Am einfachsten ist es solche Fehler zu finden, indem man einen entsprechenden Vergleich der verschiedenen Anbieter durchführt. Die günstigsten Anbieter liegen hier in der Regel etwa 5 Prozent unter den normalen Angeboten. Im Rahmen von besonderen Aktionen können es aber auch einmal 10 oder gar 20 Prozent Nachlass sein. Alles was darüber hinaus geht ist eher unwahrscheinlich und sollte daher vermieden werden, denn die Produkte sind normalerweise an einen gewissen Preisrahmen gebunden, den man nicht so einfach unterbieten kann, wenn man noch Gewinn machen möchte. Schwieriger ist es die Lage zu beurteilen, wenn es um ältere Produkte geht, denn dann ist der Händler oftmals einfach gezwungen den Preis massiv zu senken, damit er seine Sachen loswerden kann.
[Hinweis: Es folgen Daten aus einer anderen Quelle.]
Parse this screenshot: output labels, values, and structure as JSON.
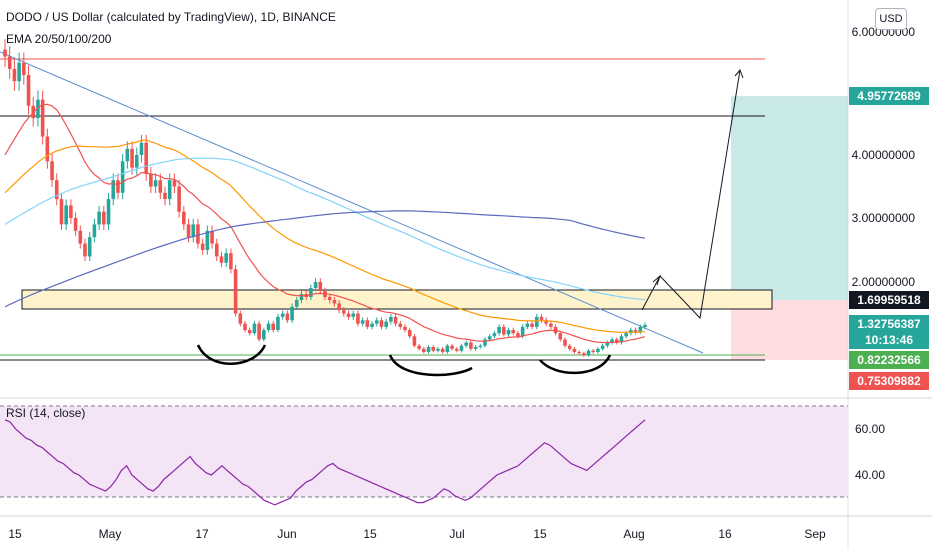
{
  "header": {
    "title": "DODO / US Dollar (calculated by TradingView), 1D, BINANCE",
    "ema_label": "EMA 20/50/100/200",
    "currency_button": "USD"
  },
  "rsi_label": "RSI (14, close)",
  "colors": {
    "up": "#26a69a",
    "down": "#ef5350",
    "ema20": "#ef5350",
    "ema50": "#ff9800",
    "ema100": "#81d4fa",
    "ema200": "#5c6bc0",
    "trend": "#5b8ccf",
    "zone": "#fff3cc",
    "target": "#b2dfdb",
    "stop": "#ffcdd2",
    "rsi_line": "#8e24aa",
    "rsi_bg": "#f3e5f5"
  },
  "chart_data": {
    "type": "candlestick",
    "instrument": "DODO / US Dollar (calculated by TradingView), 1D, BINANCE",
    "indicators": [
      "EMA 20/50/100/200",
      "RSI (14, close)"
    ],
    "x_ticks": [
      "15",
      "May",
      "17",
      "Jun",
      "15",
      "Jul",
      "15",
      "Aug",
      "16",
      "Sep"
    ],
    "y_ticks": [
      "6.00000000",
      "4.00000000",
      "3.00000000",
      "2.00000000"
    ],
    "rsi_ticks": [
      "60.00",
      "40.00"
    ],
    "price_labels": [
      {
        "text": "4.95772689",
        "value": 4.95772689,
        "color": "#26a69a"
      },
      {
        "text": "1.69959518",
        "value": 1.69959518,
        "color": "#131722"
      },
      {
        "text": "1.32756387",
        "value": 1.32756387,
        "color": "#26a69a"
      },
      {
        "text": "10:13:46",
        "value": 1.25,
        "color": "#26a69a"
      },
      {
        "text": "0.82232566",
        "value": 0.82232566,
        "color": "#4caf50"
      },
      {
        "text": "0.75309882",
        "value": 0.75309882,
        "color": "#ef5350"
      }
    ],
    "horizontal_levels": [
      5.5,
      4.6,
      0.8
    ],
    "ohlc_close": [
      5.6,
      5.4,
      5.2,
      5.5,
      5.3,
      4.8,
      4.6,
      4.9,
      4.3,
      3.9,
      3.6,
      3.3,
      2.9,
      3.2,
      3.0,
      2.8,
      2.6,
      2.4,
      2.7,
      2.9,
      3.1,
      2.9,
      3.3,
      3.6,
      3.4,
      3.9,
      4.1,
      3.8,
      4.0,
      4.2,
      3.7,
      3.5,
      3.6,
      3.4,
      3.3,
      3.6,
      3.5,
      3.1,
      2.9,
      2.7,
      2.9,
      2.6,
      2.5,
      2.8,
      2.6,
      2.4,
      2.3,
      2.45,
      2.2,
      1.5,
      1.35,
      1.25,
      1.2,
      1.35,
      1.1,
      1.25,
      1.35,
      1.25,
      1.45,
      1.5,
      1.4,
      1.6,
      1.7,
      1.8,
      1.75,
      1.9,
      2.0,
      1.85,
      1.75,
      1.7,
      1.65,
      1.55,
      1.5,
      1.45,
      1.5,
      1.35,
      1.4,
      1.3,
      1.35,
      1.4,
      1.3,
      1.38,
      1.45,
      1.35,
      1.3,
      1.25,
      1.15,
      1.0,
      0.95,
      0.9,
      0.98,
      0.92,
      0.95,
      0.9,
      1.0,
      0.95,
      0.92,
      1.0,
      1.05,
      0.95,
      0.98,
      1.0,
      1.1,
      1.15,
      1.2,
      1.3,
      1.18,
      1.25,
      1.2,
      1.15,
      1.3,
      1.35,
      1.3,
      1.45,
      1.4,
      1.35,
      1.3,
      1.2,
      1.1,
      1.0,
      0.95,
      0.9,
      0.88,
      0.85,
      0.92,
      0.9,
      0.95,
      1.0,
      1.05,
      1.1,
      1.05,
      1.15,
      1.2,
      1.25,
      1.22,
      1.3,
      1.33
    ],
    "rsi_values": [
      64,
      63,
      60,
      58,
      56,
      55,
      53,
      52,
      50,
      48,
      46,
      45,
      43,
      41,
      40,
      38,
      36,
      35,
      34,
      33,
      35,
      38,
      42,
      44,
      40,
      38,
      36,
      34,
      33,
      35,
      38,
      40,
      42,
      44,
      46,
      48,
      45,
      43,
      41,
      40,
      42,
      44,
      42,
      40,
      38,
      36,
      35,
      33,
      31,
      29,
      28,
      27,
      28,
      29,
      30,
      33,
      35,
      37,
      38,
      40,
      42,
      44,
      45,
      43,
      42,
      41,
      40,
      39,
      38,
      37,
      36,
      35,
      34,
      33,
      32,
      31,
      30,
      29,
      28,
      28,
      29,
      30,
      32,
      34,
      33,
      31,
      30,
      29,
      30,
      32,
      34,
      36,
      38,
      40,
      41,
      42,
      43,
      44,
      46,
      48,
      50,
      52,
      54,
      53,
      51,
      49,
      47,
      45,
      44,
      43,
      42,
      44,
      46,
      48,
      50,
      52,
      54,
      56,
      58,
      60,
      62,
      64
    ]
  }
}
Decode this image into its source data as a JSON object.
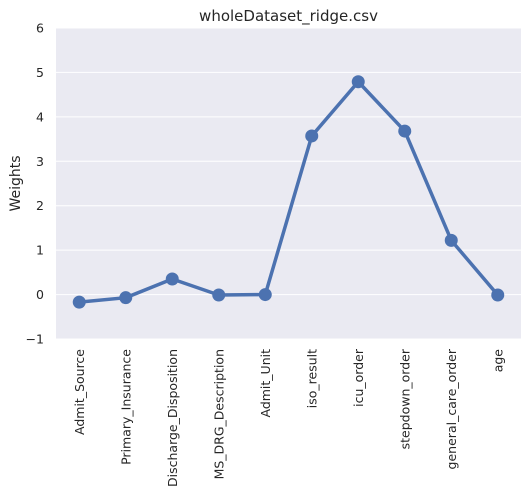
{
  "chart_data": {
    "type": "line",
    "title": "wholeDataset_ridge.csv",
    "xlabel": "",
    "ylabel": "Weights",
    "categories": [
      "Admit_Source",
      "Primary_Insurance",
      "Discharge_Disposition",
      "MS_DRG_Description",
      "Admit_Unit",
      "iso_result",
      "icu_order",
      "stepdown_order",
      "general_care_order",
      "age"
    ],
    "series": [
      {
        "values": [
          -0.17,
          -0.07,
          0.35,
          -0.01,
          0.0,
          3.57,
          4.79,
          3.68,
          1.22,
          -0.01
        ]
      }
    ],
    "ylim": [
      -1,
      6
    ],
    "yticks": [
      -1,
      0,
      1,
      2,
      3,
      4,
      5,
      6
    ],
    "grid": true,
    "colors": {
      "line": "#4c72b0",
      "background": "#eaeaf2",
      "grid": "#ffffff"
    }
  }
}
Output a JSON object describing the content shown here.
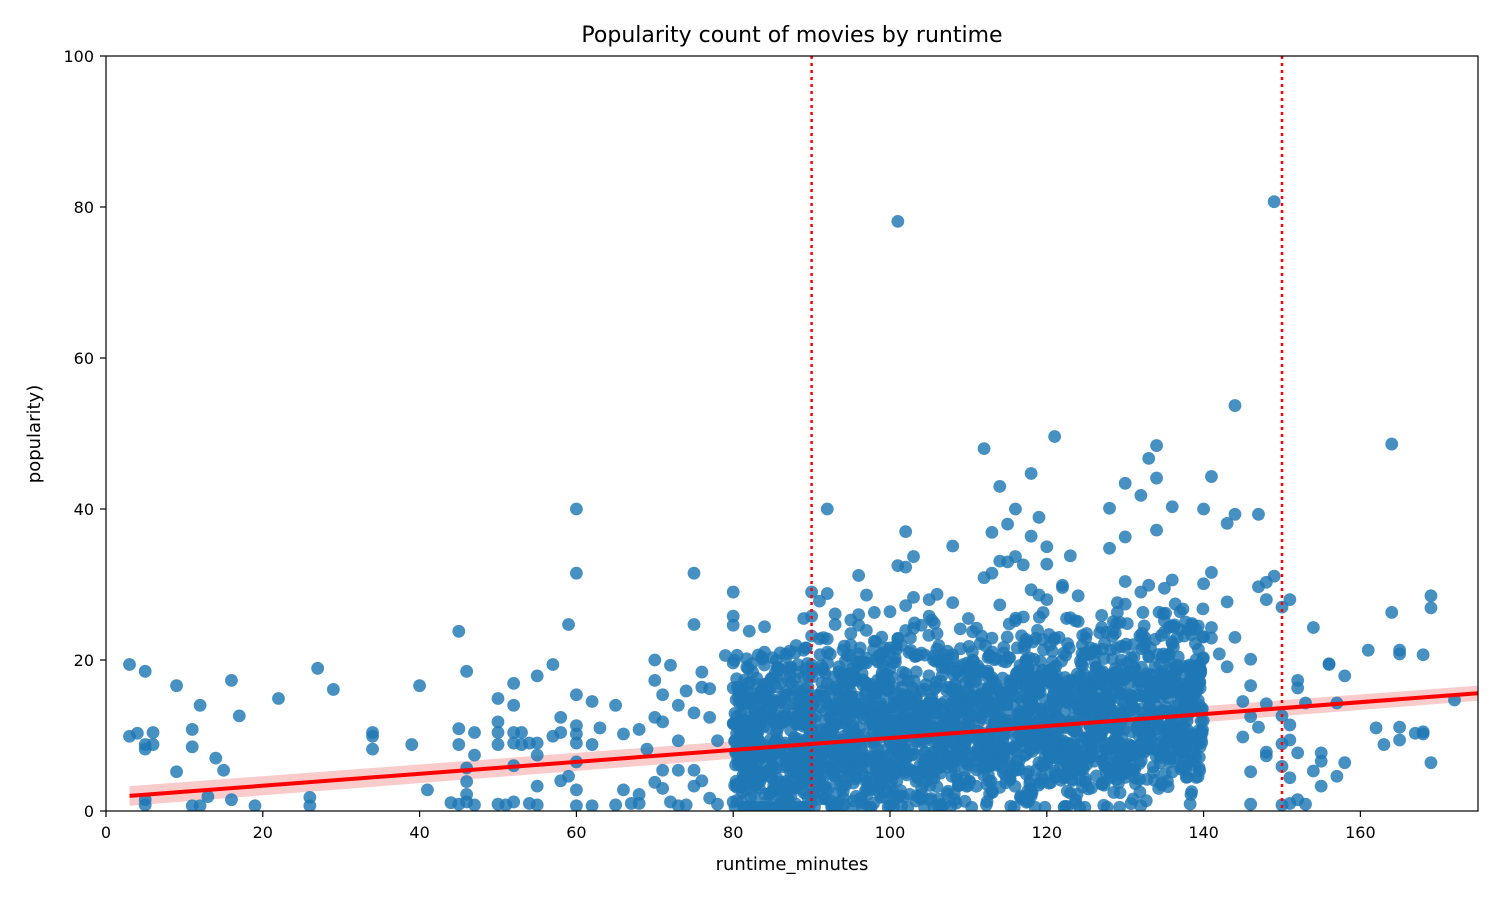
{
  "chart_data": {
    "type": "scatter",
    "title": "Popularity count of movies by runtime",
    "xlabel": "runtime_minutes",
    "ylabel": "popularity)",
    "xlim": [
      0,
      175
    ],
    "ylim": [
      0,
      100
    ],
    "xticks": [
      0,
      20,
      40,
      60,
      80,
      100,
      120,
      140,
      160
    ],
    "yticks": [
      0,
      20,
      40,
      60,
      80,
      100
    ],
    "grid": false,
    "colors": {
      "points": "#1f77b4",
      "regression": "#ff0000",
      "confidence_band": "#f4a0a0",
      "reference_lines": "#ff0000"
    },
    "regression_line": {
      "x": [
        3,
        175
      ],
      "y": [
        2.0,
        15.6
      ]
    },
    "confidence_band": {
      "x": [
        3,
        175
      ],
      "upper": [
        3.3,
        16.6
      ],
      "lower": [
        0.7,
        14.6
      ]
    },
    "reference_lines": [
      90,
      150
    ],
    "points": [
      [
        3,
        19.4
      ],
      [
        3,
        9.9
      ],
      [
        4,
        10.3
      ],
      [
        5,
        18.5
      ],
      [
        5,
        8.8
      ],
      [
        5,
        8.2
      ],
      [
        5,
        1.5
      ],
      [
        5,
        0.8
      ],
      [
        6,
        10.4
      ],
      [
        6,
        8.8
      ],
      [
        9,
        16.6
      ],
      [
        9,
        5.2
      ],
      [
        11,
        10.8
      ],
      [
        11,
        8.5
      ],
      [
        11,
        0.7
      ],
      [
        12,
        14.0
      ],
      [
        12,
        0.7
      ],
      [
        13,
        1.9
      ],
      [
        14,
        7.0
      ],
      [
        15,
        5.4
      ],
      [
        16,
        17.3
      ],
      [
        16,
        1.5
      ],
      [
        17,
        12.6
      ],
      [
        19,
        0.7
      ],
      [
        22,
        14.9
      ],
      [
        26,
        1.8
      ],
      [
        26,
        0.7
      ],
      [
        27,
        18.9
      ],
      [
        29,
        16.1
      ],
      [
        34,
        10.4
      ],
      [
        34,
        9.9
      ],
      [
        34,
        8.2
      ],
      [
        39,
        8.8
      ],
      [
        40,
        16.6
      ],
      [
        41,
        2.8
      ],
      [
        44,
        1.1
      ],
      [
        45,
        23.8
      ],
      [
        45,
        10.9
      ],
      [
        45,
        8.8
      ],
      [
        45,
        0.9
      ],
      [
        46,
        18.5
      ],
      [
        46,
        5.7
      ],
      [
        46,
        3.9
      ],
      [
        46,
        2.2
      ],
      [
        46,
        1.2
      ],
      [
        47,
        10.4
      ],
      [
        47,
        7.4
      ],
      [
        47,
        0.8
      ],
      [
        50,
        14.9
      ],
      [
        50,
        11.8
      ],
      [
        50,
        10.4
      ],
      [
        50,
        8.8
      ],
      [
        50,
        0.9
      ],
      [
        51,
        0.8
      ],
      [
        52,
        16.9
      ],
      [
        52,
        14.0
      ],
      [
        52,
        10.4
      ],
      [
        52,
        9.0
      ],
      [
        52,
        6.0
      ],
      [
        52,
        1.2
      ],
      [
        53,
        10.4
      ],
      [
        53,
        8.8
      ],
      [
        54,
        9.0
      ],
      [
        54,
        1.0
      ],
      [
        55,
        17.9
      ],
      [
        55,
        9.0
      ],
      [
        55,
        7.4
      ],
      [
        55,
        3.3
      ],
      [
        55,
        0.8
      ],
      [
        57,
        19.4
      ],
      [
        57,
        9.9
      ],
      [
        58,
        12.4
      ],
      [
        58,
        10.4
      ],
      [
        58,
        4.0
      ],
      [
        59,
        24.7
      ],
      [
        59,
        4.6
      ],
      [
        60,
        40.0
      ],
      [
        60,
        31.5
      ],
      [
        60,
        15.4
      ],
      [
        60,
        11.3
      ],
      [
        60,
        10.2
      ],
      [
        60,
        9.0
      ],
      [
        60,
        6.5
      ],
      [
        60,
        2.8
      ],
      [
        60,
        0.7
      ],
      [
        62,
        14.5
      ],
      [
        62,
        8.8
      ],
      [
        62,
        0.7
      ],
      [
        63,
        11.0
      ],
      [
        65,
        14.0
      ],
      [
        65,
        0.8
      ],
      [
        66,
        10.2
      ],
      [
        66,
        2.8
      ],
      [
        67,
        1.0
      ],
      [
        68,
        10.8
      ],
      [
        68,
        2.2
      ],
      [
        68,
        1.0
      ],
      [
        69,
        8.2
      ],
      [
        70,
        20.0
      ],
      [
        70,
        17.3
      ],
      [
        70,
        12.4
      ],
      [
        70,
        3.8
      ],
      [
        71,
        15.4
      ],
      [
        71,
        11.8
      ],
      [
        71,
        5.4
      ],
      [
        71,
        3.0
      ],
      [
        72,
        19.3
      ],
      [
        72,
        1.2
      ],
      [
        73,
        14.0
      ],
      [
        73,
        9.3
      ],
      [
        73,
        5.4
      ],
      [
        73,
        0.7
      ],
      [
        74,
        15.9
      ],
      [
        74,
        0.8
      ],
      [
        75,
        31.5
      ],
      [
        75,
        24.7
      ],
      [
        75,
        13.0
      ],
      [
        75,
        5.4
      ],
      [
        75,
        3.3
      ],
      [
        76,
        18.4
      ],
      [
        76,
        16.4
      ],
      [
        76,
        4.0
      ],
      [
        77,
        16.2
      ],
      [
        77,
        12.4
      ],
      [
        77,
        1.7
      ],
      [
        78,
        9.3
      ],
      [
        78,
        0.9
      ],
      [
        79,
        20.6
      ],
      [
        80,
        29.0
      ],
      [
        80,
        25.8
      ],
      [
        80,
        24.6
      ],
      [
        80,
        19.6
      ],
      [
        80,
        16.3
      ],
      [
        80,
        11.6
      ],
      [
        80,
        1.2
      ],
      [
        81,
        12.9
      ],
      [
        81,
        3.7
      ],
      [
        82,
        10.6
      ],
      [
        82,
        0.6
      ],
      [
        83,
        17.6
      ],
      [
        84,
        24.4
      ],
      [
        84,
        16.8
      ],
      [
        84,
        15.1
      ],
      [
        85,
        20.3
      ],
      [
        85,
        12.2
      ],
      [
        86,
        16.9
      ],
      [
        86,
        14.5
      ],
      [
        86,
        2.0
      ],
      [
        87,
        12.1
      ],
      [
        87,
        17.3
      ],
      [
        88,
        16.0
      ],
      [
        88,
        11.5
      ],
      [
        88,
        0.9
      ],
      [
        89,
        25.5
      ],
      [
        89,
        21.3
      ],
      [
        89,
        17.8
      ],
      [
        90,
        29.0
      ],
      [
        90,
        25.8
      ],
      [
        90,
        23.2
      ],
      [
        90,
        18.4
      ],
      [
        90,
        12.2
      ],
      [
        90,
        7.7
      ],
      [
        90,
        4.8
      ],
      [
        90,
        1.2
      ],
      [
        91,
        27.8
      ],
      [
        91,
        22.8
      ],
      [
        91,
        15.3
      ],
      [
        92,
        40.0
      ],
      [
        92,
        28.8
      ],
      [
        92,
        22.8
      ],
      [
        93,
        26.1
      ],
      [
        93,
        24.7
      ],
      [
        94,
        21.3
      ],
      [
        94,
        17.2
      ],
      [
        95,
        25.3
      ],
      [
        95,
        23.5
      ],
      [
        95,
        22.0
      ],
      [
        96,
        31.2
      ],
      [
        96,
        26.0
      ],
      [
        96,
        24.6
      ],
      [
        96,
        20.8
      ],
      [
        97,
        28.6
      ],
      [
        97,
        19.6
      ],
      [
        98,
        26.3
      ],
      [
        98,
        22.5
      ],
      [
        99,
        18.3
      ],
      [
        100,
        26.4
      ],
      [
        100,
        21.6
      ],
      [
        100,
        18.8
      ],
      [
        101,
        78.1
      ],
      [
        101,
        32.5
      ],
      [
        101,
        22.8
      ],
      [
        102,
        37.0
      ],
      [
        102,
        32.3
      ],
      [
        102,
        27.2
      ],
      [
        102,
        23.9
      ],
      [
        103,
        33.7
      ],
      [
        103,
        28.3
      ],
      [
        103,
        24.2
      ],
      [
        104,
        24.6
      ],
      [
        104,
        20.9
      ],
      [
        105,
        28.0
      ],
      [
        105,
        25.8
      ],
      [
        106,
        28.7
      ],
      [
        106,
        23.5
      ],
      [
        108,
        35.1
      ],
      [
        108,
        27.6
      ],
      [
        108,
        20.7
      ],
      [
        109,
        21.5
      ],
      [
        110,
        25.5
      ],
      [
        112,
        48.0
      ],
      [
        112,
        30.9
      ],
      [
        113,
        36.9
      ],
      [
        113,
        31.5
      ],
      [
        113,
        22.9
      ],
      [
        114,
        43.0
      ],
      [
        114,
        33.1
      ],
      [
        114,
        27.3
      ],
      [
        115,
        38.0
      ],
      [
        115,
        33.0
      ],
      [
        116,
        40.0
      ],
      [
        116,
        33.7
      ],
      [
        116,
        25.2
      ],
      [
        117,
        32.6
      ],
      [
        117,
        25.7
      ],
      [
        118,
        44.7
      ],
      [
        118,
        36.4
      ],
      [
        118,
        29.3
      ],
      [
        119,
        38.9
      ],
      [
        119,
        28.6
      ],
      [
        120,
        35.0
      ],
      [
        120,
        32.7
      ],
      [
        120,
        28.0
      ],
      [
        121,
        49.6
      ],
      [
        121,
        22.9
      ],
      [
        122,
        29.9
      ],
      [
        122,
        29.6
      ],
      [
        123,
        33.8
      ],
      [
        123,
        25.6
      ],
      [
        124,
        25.1
      ],
      [
        124,
        28.5
      ],
      [
        127,
        25.9
      ],
      [
        127,
        24.3
      ],
      [
        128,
        40.1
      ],
      [
        128,
        34.8
      ],
      [
        129,
        27.6
      ],
      [
        129,
        26.3
      ],
      [
        130,
        43.4
      ],
      [
        130,
        36.3
      ],
      [
        130,
        30.4
      ],
      [
        130,
        27.4
      ],
      [
        132,
        29.0
      ],
      [
        132,
        41.8
      ],
      [
        133,
        46.7
      ],
      [
        133,
        29.9
      ],
      [
        133,
        20.4
      ],
      [
        134,
        48.4
      ],
      [
        134,
        44.1
      ],
      [
        134,
        37.2
      ],
      [
        135,
        29.5
      ],
      [
        135,
        25.2
      ],
      [
        136,
        40.3
      ],
      [
        136,
        30.6
      ],
      [
        136,
        24.5
      ],
      [
        137,
        26.4
      ],
      [
        137,
        24.0
      ],
      [
        138,
        24.0
      ],
      [
        139,
        24.1
      ],
      [
        140,
        40.0
      ],
      [
        140,
        30.1
      ],
      [
        140,
        23.1
      ],
      [
        141,
        44.3
      ],
      [
        141,
        31.6
      ],
      [
        141,
        24.3
      ],
      [
        141,
        22.9
      ],
      [
        142,
        20.8
      ],
      [
        143,
        38.1
      ],
      [
        143,
        27.7
      ],
      [
        143,
        19.1
      ],
      [
        144,
        53.7
      ],
      [
        144,
        39.3
      ],
      [
        144,
        23.0
      ],
      [
        145,
        14.5
      ],
      [
        145,
        9.8
      ],
      [
        146,
        20.1
      ],
      [
        146,
        16.6
      ],
      [
        146,
        12.5
      ],
      [
        146,
        5.2
      ],
      [
        146,
        0.9
      ],
      [
        147,
        39.3
      ],
      [
        147,
        29.7
      ],
      [
        147,
        11.1
      ],
      [
        148,
        30.3
      ],
      [
        148,
        28.0
      ],
      [
        148,
        14.2
      ],
      [
        148,
        7.8
      ],
      [
        148,
        7.3
      ],
      [
        149,
        80.7
      ],
      [
        149,
        31.1
      ],
      [
        150,
        27.0
      ],
      [
        150,
        12.6
      ],
      [
        150,
        8.9
      ],
      [
        150,
        5.9
      ],
      [
        150,
        0.8
      ],
      [
        151,
        28.0
      ],
      [
        151,
        11.4
      ],
      [
        151,
        9.4
      ],
      [
        151,
        4.4
      ],
      [
        151,
        1.0
      ],
      [
        152,
        17.3
      ],
      [
        152,
        16.3
      ],
      [
        152,
        7.7
      ],
      [
        152,
        1.5
      ],
      [
        153,
        14.3
      ],
      [
        153,
        0.9
      ],
      [
        154,
        24.3
      ],
      [
        154,
        5.3
      ],
      [
        155,
        7.7
      ],
      [
        155,
        6.6
      ],
      [
        155,
        3.3
      ],
      [
        156,
        19.5
      ],
      [
        156,
        19.4
      ],
      [
        157,
        14.3
      ],
      [
        157,
        4.6
      ],
      [
        158,
        17.9
      ],
      [
        158,
        6.4
      ],
      [
        161,
        21.3
      ],
      [
        162,
        11.0
      ],
      [
        163,
        8.8
      ],
      [
        164,
        48.6
      ],
      [
        164,
        26.3
      ],
      [
        165,
        21.3
      ],
      [
        165,
        20.8
      ],
      [
        165,
        11.1
      ],
      [
        165,
        9.4
      ],
      [
        167,
        10.3
      ],
      [
        168,
        20.7
      ],
      [
        168,
        10.5
      ],
      [
        168,
        10.2
      ],
      [
        169,
        28.5
      ],
      [
        169,
        26.9
      ],
      [
        169,
        6.4
      ],
      [
        172,
        14.7
      ]
    ],
    "dense_region": {
      "x_range": [
        80,
        140
      ],
      "y_center": [
        8,
        12
      ],
      "description_only_for_generation": false
    }
  }
}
Hier bietet es sich an, sich den Preisverlauf genauer anzusehen, dann kann man meist erkennen, ob der Preis stetig weiter abgesenkt wurde oder nur einmalig und sehr massiv. Letzteres wäre ein Hinweis auf einen Preisfehler.

Am unwahrscheinlichsten ist es, dass man mit einem Preisfehler durchkommt, wenn dieser in einem Shop eines kleinen Händlers vorhanden ist, der es sich vermutlich gar nicht leisten kann den Fehler zu ignorieren, oder wenn sich der Fehler bei Amazon und Co befindet, wo sehr große Lagerbestände vorhanden sind. Hier lohnt es sich meistens auch nicht, auf sein Recht zu pochen, während man bei Angeboten mit wenig Preisunterschied und kleinen Lagerbeständen zumindest hoffen kann, dass der Fehler nicht bemerkt wird und man ein tolles Geschäft machen kann. Glück gehört natürlich zweifellos dazu, klappt es nicht, dann kann man durch die Stornierung einfach auf einen Kauf verzichten und hat daher kein besonderes Risiko eingehen müssen. Gezielt nach Fehlern zu suchen lohnt sich aber sicherlich alleine schon wegen des Aufwandes nicht.